At room temperature, for example, the killing effect in the case of logically installable ultrasound outputs (e.g., 300-1000 watts/liter) is possible only given relatively long irradiation times (one hour and longer) whereas at temperatures of 50xc2x0 C. already a few minutes are sufficient. At this temperature there is still no killing of microorganisms by the heat alone.
Moreover, it is necessary in practice to carry out the irradiation at intervals and to keep the irradiation time as short as possible thereby. On the other hand, economy and the noise level require the installation of the lowest possible ultrasound intensities. The irradiation at intervals of the inner space of the drain trap results, especially at rather high temperatures, in the loosening of existing wall coatings and prevents a new coating at the same time.
The present invention entails a self-disinfecting drain trap that solves the problem of the multiplication and exiting of microorganisms from drain pipelines with reliability and reproducibility not available with the current state of the art by the maximum and consistently reproducible killing of germs, preventing the growth on the inner walls of drain traps and the exiting of aerosols contaminated with living germs from pipelines and that does not exhibit the previously cited disadvantages of known developments.
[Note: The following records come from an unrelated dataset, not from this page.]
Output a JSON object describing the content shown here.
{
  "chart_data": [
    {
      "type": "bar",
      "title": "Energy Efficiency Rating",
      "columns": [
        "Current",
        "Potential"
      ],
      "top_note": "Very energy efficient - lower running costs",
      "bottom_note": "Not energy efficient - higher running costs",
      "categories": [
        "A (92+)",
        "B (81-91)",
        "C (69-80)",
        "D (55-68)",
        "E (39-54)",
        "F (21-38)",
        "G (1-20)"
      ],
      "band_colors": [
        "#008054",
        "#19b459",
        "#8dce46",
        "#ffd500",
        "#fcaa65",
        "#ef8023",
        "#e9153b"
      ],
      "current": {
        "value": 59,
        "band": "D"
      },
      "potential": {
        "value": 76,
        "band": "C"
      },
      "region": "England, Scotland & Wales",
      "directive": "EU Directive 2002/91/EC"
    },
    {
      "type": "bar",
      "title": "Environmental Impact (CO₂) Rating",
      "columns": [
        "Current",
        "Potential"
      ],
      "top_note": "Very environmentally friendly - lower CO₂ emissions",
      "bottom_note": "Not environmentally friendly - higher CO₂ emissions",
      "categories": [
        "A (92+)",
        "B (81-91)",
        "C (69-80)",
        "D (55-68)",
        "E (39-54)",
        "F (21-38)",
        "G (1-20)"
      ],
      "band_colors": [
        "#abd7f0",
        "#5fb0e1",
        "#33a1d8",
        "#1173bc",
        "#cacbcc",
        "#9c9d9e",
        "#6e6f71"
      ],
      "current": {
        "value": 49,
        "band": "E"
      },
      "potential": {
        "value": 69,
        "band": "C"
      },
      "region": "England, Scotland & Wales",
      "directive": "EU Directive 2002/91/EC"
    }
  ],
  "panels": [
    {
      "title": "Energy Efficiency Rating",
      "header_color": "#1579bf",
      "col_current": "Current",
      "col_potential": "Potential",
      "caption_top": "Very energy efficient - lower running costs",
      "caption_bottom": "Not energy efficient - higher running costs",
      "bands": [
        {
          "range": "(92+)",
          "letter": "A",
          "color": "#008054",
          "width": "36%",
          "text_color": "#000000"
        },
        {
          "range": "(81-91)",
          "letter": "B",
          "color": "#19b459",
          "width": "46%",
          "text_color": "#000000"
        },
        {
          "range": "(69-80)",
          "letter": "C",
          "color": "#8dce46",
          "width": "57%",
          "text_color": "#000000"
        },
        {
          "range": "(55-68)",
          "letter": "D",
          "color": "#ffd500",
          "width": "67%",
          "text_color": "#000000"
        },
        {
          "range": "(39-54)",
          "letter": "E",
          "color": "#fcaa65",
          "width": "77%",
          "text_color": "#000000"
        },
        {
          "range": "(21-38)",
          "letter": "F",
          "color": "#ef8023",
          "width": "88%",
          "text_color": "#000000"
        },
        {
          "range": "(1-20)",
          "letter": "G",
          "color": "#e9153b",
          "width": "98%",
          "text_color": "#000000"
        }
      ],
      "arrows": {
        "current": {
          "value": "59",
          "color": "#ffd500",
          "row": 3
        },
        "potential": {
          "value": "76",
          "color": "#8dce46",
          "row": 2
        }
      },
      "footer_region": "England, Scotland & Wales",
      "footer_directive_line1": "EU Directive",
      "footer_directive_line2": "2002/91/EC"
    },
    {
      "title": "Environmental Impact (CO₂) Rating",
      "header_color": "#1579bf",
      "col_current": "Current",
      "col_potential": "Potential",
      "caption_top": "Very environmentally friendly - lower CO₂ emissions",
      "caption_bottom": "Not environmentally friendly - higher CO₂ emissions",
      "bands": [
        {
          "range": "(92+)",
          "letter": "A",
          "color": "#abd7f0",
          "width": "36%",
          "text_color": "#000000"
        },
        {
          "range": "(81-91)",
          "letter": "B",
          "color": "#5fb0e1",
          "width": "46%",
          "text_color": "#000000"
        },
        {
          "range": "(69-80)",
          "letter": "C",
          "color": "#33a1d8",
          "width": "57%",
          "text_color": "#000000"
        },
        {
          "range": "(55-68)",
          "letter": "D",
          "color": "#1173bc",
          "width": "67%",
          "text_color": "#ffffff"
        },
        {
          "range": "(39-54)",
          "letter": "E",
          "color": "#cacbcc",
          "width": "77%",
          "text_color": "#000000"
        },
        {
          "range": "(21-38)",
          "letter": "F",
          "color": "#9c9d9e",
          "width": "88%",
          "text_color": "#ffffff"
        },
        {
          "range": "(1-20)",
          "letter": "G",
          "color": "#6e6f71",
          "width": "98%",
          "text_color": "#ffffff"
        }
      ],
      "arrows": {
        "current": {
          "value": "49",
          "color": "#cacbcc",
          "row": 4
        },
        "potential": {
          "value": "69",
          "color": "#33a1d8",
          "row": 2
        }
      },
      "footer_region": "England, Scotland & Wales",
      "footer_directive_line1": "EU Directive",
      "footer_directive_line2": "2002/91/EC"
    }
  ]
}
Thus, the following effects are achieved in an apparatus by the self-disinfecting drain trap of the invention:
1. Microorganisms of all types are killed in a reproducible manner always under the same conditions at a sufficiently high temperature, sufficient ultrasound intensity and a treatment time assuring a complete killing of germs by the invention during its proper usage.
2. A settling of microorganisms and dirt particles and the multiplication of microorganisms is made significantly more difficult by a liquid-repelling and/or antimicrobially active coating of the inner wall of the drain trap.
3. The air in the inner space of the drain trap can be additionally disinfected by ultraviolet light.
4. The invention prevents the formation of the known coating of dirt and microorganisms by means of a special anti-adhering coating of the inner wall or by the use of suitable material for the reaction area.
5. The invention prevents microorganisms from settling on the siphon wall by means of low-frequency electromechanical oscillations and dissolves coatings already present during normal usage.